Step Forward, Step Back was a campus-wide initiative. It was intended to get the overbearing to shut up, the socially-inept more involved. Did it work? I don’t know. I find that the loudest voices will always find a way to speak, and the quiet ones will always shrink when called upon to share their views. Anyway, at this particular meeting, one girl decided to make her voice heard: “Yeah, I see we’ve got ‘Step Forward, Step Back,’ written up there, but I want you to know that we should probably change it to ‘Move Forward, Move Back,’ because step indicates an ability that not everyone has.”

I laughed. I couldn’t help it. No one in that room was paraplegic or quadriplegic or physically incapacitated in any way (besides me, duh). There were students sitting criss-cross applesauce on the carpet, legs draped lazily over the arms of the sofa. No wheelchairs or leg braces in sight.

After the meeting a few of the club leaders approached me.

“Hey, it’s really not cool, laughing like that. Really disrespectful.”

I didn’t feel the need to justify myself as a “disabled person” because it didn’t matter. Who in the larger community would know they had so valiantly defended disabled students against the tyranny of laughter? No one. They weren’t there to protect me from exclusion, they were doing it for themselves.

“When you laugh at other people, it makes this space unsafe because they feel like their ideas aren’t worth taking seriously. You see?”

“Really?”

“Maybe don’t come back.”

And you know what? I didn’t go back. Fuck that. At the end of the semester, I packed up my dorm room and my 2.9 GPA and dropped out and moved home.

***

I didn’t want to write this essay, but I keep seeing calls for disabled voices at various online magazines nobody reads so I figured this is what you wanted. Isn’t it nice to know you’re doing a good thing? It’s really great for me to share my experience openly. (Maybe you pretend the parentheticals aren’t here, maybe you pretend I’m only saying the stuff that’s been pre-approved by some doctrine everyone except me agreed on.) Thank you for your time. Thank you for your consideration. God bless.

One time, in college, long after I’d re-enrolled at the local state university, one of my professors suggested I write an essay about living with cerebral palsy.

“You never talk about it,” he said. “I don’t know why. There’s a big market for that kind of thing right now.”

I didn’t know how to say “no” and I obviously still don’t (Look, here comes the wind-down; your vicarious suffering is almost over!).
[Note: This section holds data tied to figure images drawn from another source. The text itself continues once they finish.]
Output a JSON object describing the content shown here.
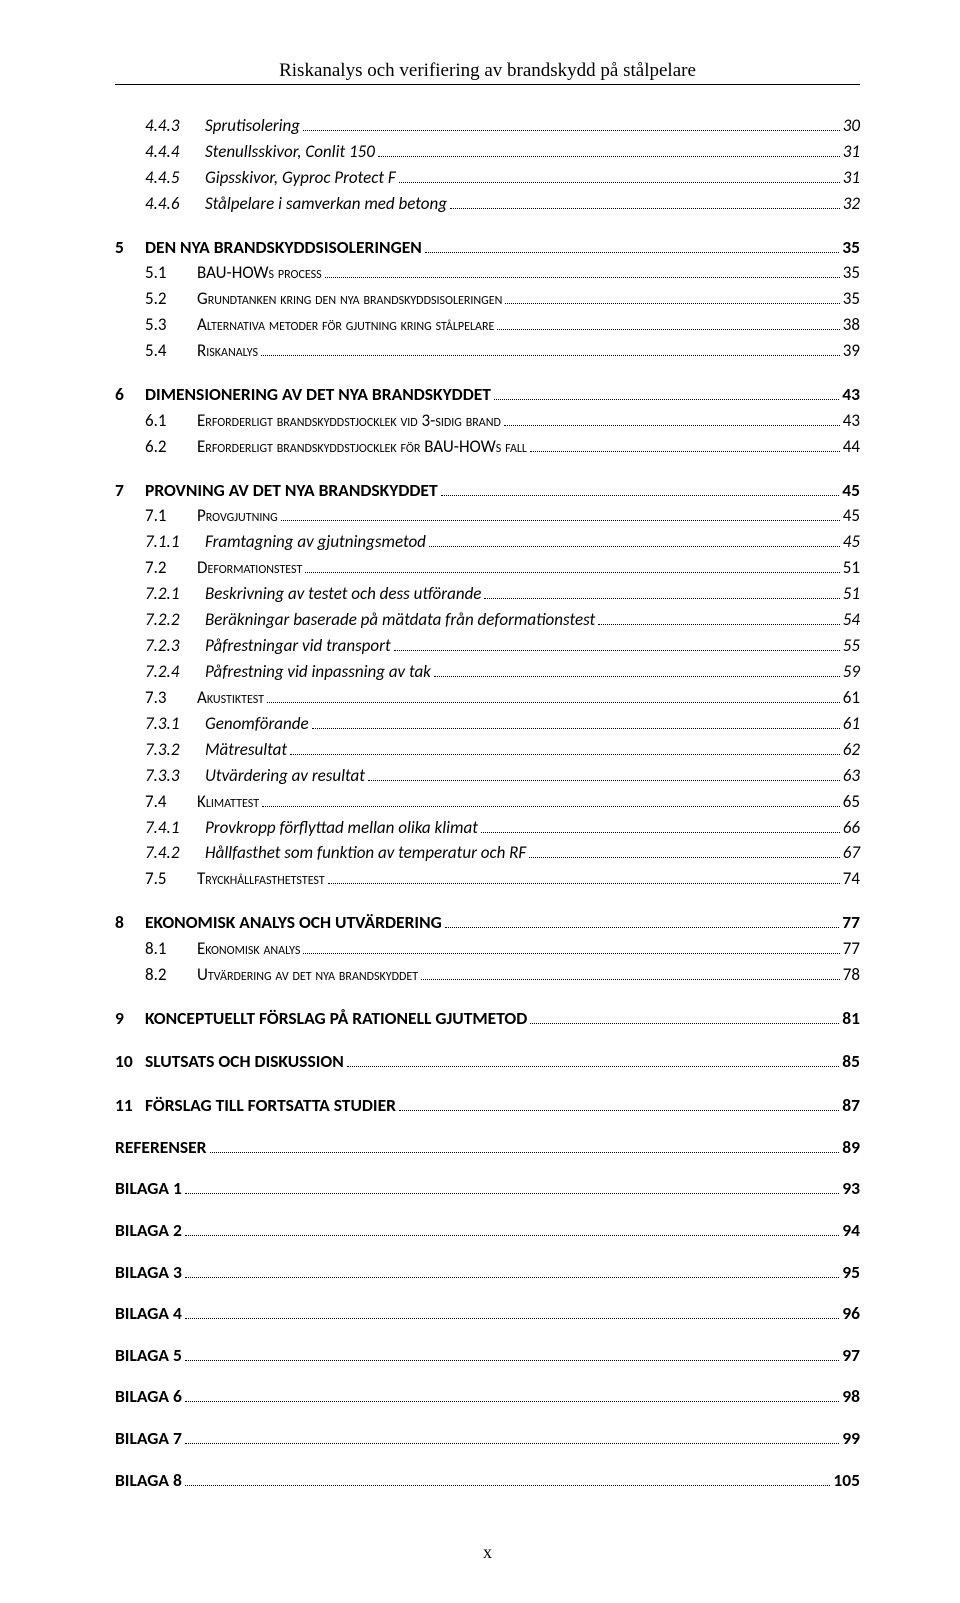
{
  "running_head": "Riskanalys och verifiering av brandskydd på stålpelare",
  "page_number_roman": "x",
  "toc": [
    {
      "level": 3,
      "num": "4.4.3",
      "title": "Sprutisolering",
      "page": "30"
    },
    {
      "level": 3,
      "num": "4.4.4",
      "title": "Stenullsskivor, Conlit 150",
      "page": "31"
    },
    {
      "level": 3,
      "num": "4.4.5",
      "title": "Gipsskivor, Gyproc Protect F",
      "page": "31"
    },
    {
      "level": 3,
      "num": "4.4.6",
      "title": "Stålpelare i samverkan med betong",
      "page": "32"
    },
    {
      "level": 1,
      "num": "5",
      "title": "DEN NYA BRANDSKYDDSISOLERINGEN",
      "page": "35"
    },
    {
      "level": 2,
      "num": "5.1",
      "title": "BAU-HOWs process",
      "sc": true,
      "page": "35"
    },
    {
      "level": 2,
      "num": "5.2",
      "title": "Grundtanken kring den nya brandskyddsisoleringen",
      "sc": true,
      "page": "35"
    },
    {
      "level": 2,
      "num": "5.3",
      "title": "Alternativa metoder för gjutning kring stålpelare",
      "sc": true,
      "page": "38"
    },
    {
      "level": 2,
      "num": "5.4",
      "title": "Riskanalys",
      "sc": true,
      "page": "39"
    },
    {
      "level": 1,
      "num": "6",
      "title": "DIMENSIONERING AV DET NYA BRANDSKYDDET",
      "page": "43"
    },
    {
      "level": 2,
      "num": "6.1",
      "title": "Erforderligt brandskyddstjocklek vid 3-sidig brand",
      "sc": true,
      "page": "43"
    },
    {
      "level": 2,
      "num": "6.2",
      "title": "Erforderligt brandskyddstjocklek för BAU-HOWs fall",
      "sc": true,
      "page": "44"
    },
    {
      "level": 1,
      "num": "7",
      "title": "PROVNING AV DET NYA BRANDSKYDDET",
      "page": "45"
    },
    {
      "level": 2,
      "num": "7.1",
      "title": "Provgjutning",
      "sc": true,
      "page": "45"
    },
    {
      "level": 3,
      "num": "7.1.1",
      "title": "Framtagning av gjutningsmetod",
      "page": "45"
    },
    {
      "level": 2,
      "num": "7.2",
      "title": "Deformationstest",
      "sc": true,
      "page": "51"
    },
    {
      "level": 3,
      "num": "7.2.1",
      "title": "Beskrivning av testet och dess utförande",
      "page": "51"
    },
    {
      "level": 3,
      "num": "7.2.2",
      "title": "Beräkningar baserade på mätdata från deformationstest",
      "page": "54"
    },
    {
      "level": 3,
      "num": "7.2.3",
      "title": "Påfrestningar vid transport",
      "page": "55"
    },
    {
      "level": 3,
      "num": "7.2.4",
      "title": "Påfrestning vid inpassning av tak",
      "page": "59"
    },
    {
      "level": 2,
      "num": "7.3",
      "title": "Akustiktest",
      "sc": true,
      "page": "61"
    },
    {
      "level": 3,
      "num": "7.3.1",
      "title": "Genomförande",
      "page": "61"
    },
    {
      "level": 3,
      "num": "7.3.2",
      "title": "Mätresultat",
      "page": "62"
    },
    {
      "level": 3,
      "num": "7.3.3",
      "title": "Utvärdering av resultat",
      "page": "63"
    },
    {
      "level": 2,
      "num": "7.4",
      "title": "Klimattest",
      "sc": true,
      "page": "65"
    },
    {
      "level": 3,
      "num": "7.4.1",
      "title": "Provkropp förflyttad mellan olika klimat",
      "page": "66"
    },
    {
      "level": 3,
      "num": "7.4.2",
      "title": "Hållfasthet som funktion av temperatur och RF",
      "page": "67"
    },
    {
      "level": 2,
      "num": "7.5",
      "title": "Tryckhållfasthetstest",
      "sc": true,
      "page": "74"
    },
    {
      "level": 1,
      "num": "8",
      "title": "EKONOMISK ANALYS OCH UTVÄRDERING",
      "page": "77"
    },
    {
      "level": 2,
      "num": "8.1",
      "title": "Ekonomisk analys",
      "sc": true,
      "page": "77"
    },
    {
      "level": 2,
      "num": "8.2",
      "title": "Utvärdering av det nya brandskyddet",
      "sc": true,
      "page": "78"
    },
    {
      "level": 1,
      "num": "9",
      "title": "KONCEPTUELLT FÖRSLAG PÅ RATIONELL GJUTMETOD",
      "page": "81"
    },
    {
      "level": 1,
      "num": "10",
      "title": "SLUTSATS OCH DISKUSSION",
      "page": "85"
    },
    {
      "level": 1,
      "num": "11",
      "title": "FÖRSLAG TILL FORTSATTA STUDIER",
      "page": "87"
    },
    {
      "level": 0,
      "num": "",
      "title": "REFERENSER",
      "page": "89"
    },
    {
      "level": 0,
      "num": "",
      "title": "BILAGA 1",
      "page": "93"
    },
    {
      "level": 0,
      "num": "",
      "title": "BILAGA 2",
      "page": "94"
    },
    {
      "level": 0,
      "num": "",
      "title": "BILAGA 3",
      "page": "95"
    },
    {
      "level": 0,
      "num": "",
      "title": "BILAGA 4",
      "page": "96"
    },
    {
      "level": 0,
      "num": "",
      "title": "BILAGA 5",
      "page": "97"
    },
    {
      "level": 0,
      "num": "",
      "title": "BILAGA 6",
      "page": "98"
    },
    {
      "level": 0,
      "num": "",
      "title": "BILAGA 7",
      "page": "99"
    },
    {
      "level": 0,
      "num": "",
      "title": "BILAGA 8",
      "page": "105"
    }
  ]
}
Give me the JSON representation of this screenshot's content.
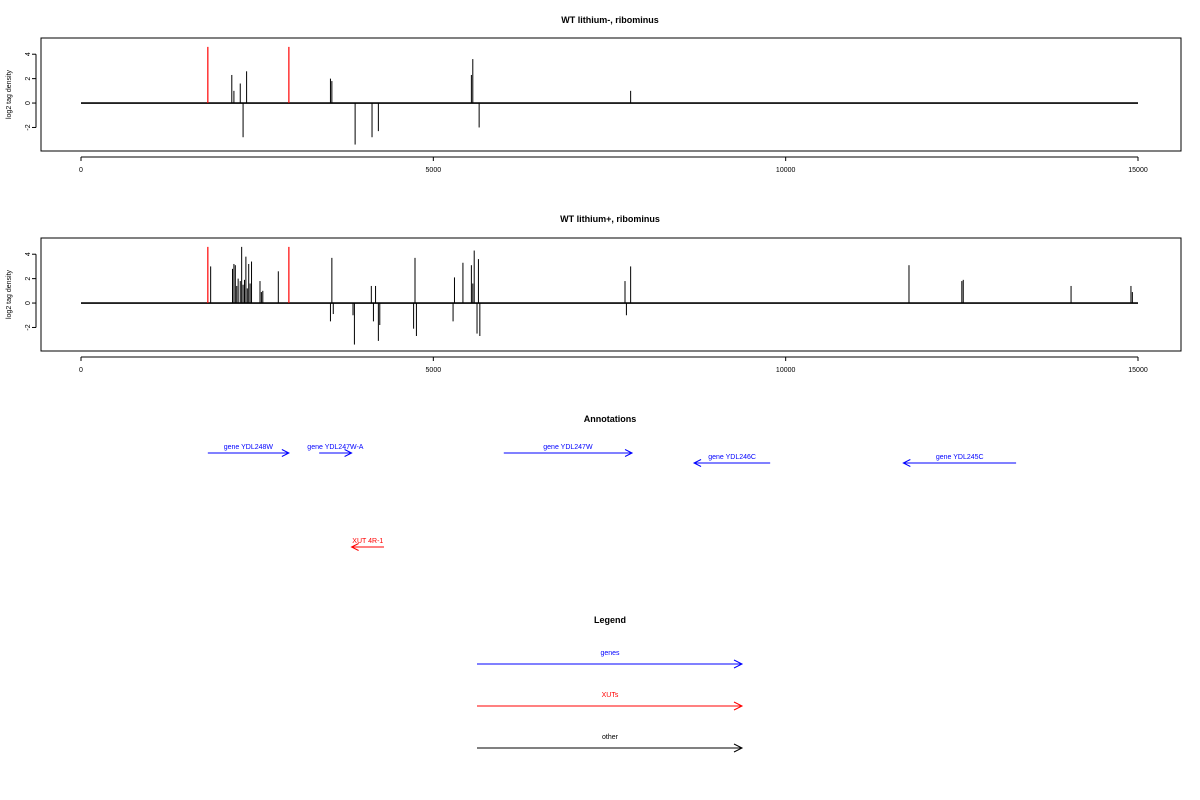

I don’t know why I feel so compelled toward agreeableness all the time. I want to be direct: it is not cerebral palsy that has made my circumstances difficult, but the people around me who insist I make it known so that they can feel a sense of personal achievement when they bend over backwards to do something I never asked for. I’m not a martyr. I don’t need hollow tweets or prompts requesting I illustrate my surgical history in one-thousand words or less. I’m not a stepping stone for your path to progressive liberal enlightenment. Stop looking at me.

Here’s one for the road: I still can’t ride a bike, and it’s not for a lack of trying. Over the years my parents made every effort to help me. There’ve been mountain bikes with adult-sized training wheels and recumbent bikes that don’t require balance. They all went away after a while, strung up on the garage ceiling next to the ladders and hoses and spare car parts. Honestly, what adult wants to be seen in training wheels? Or for that matter what twelve year old? I’ve had too many strangers point at my leg brace in public and ask if I was okay. Get real. I’m never okay. Isn’t that what you want me to say?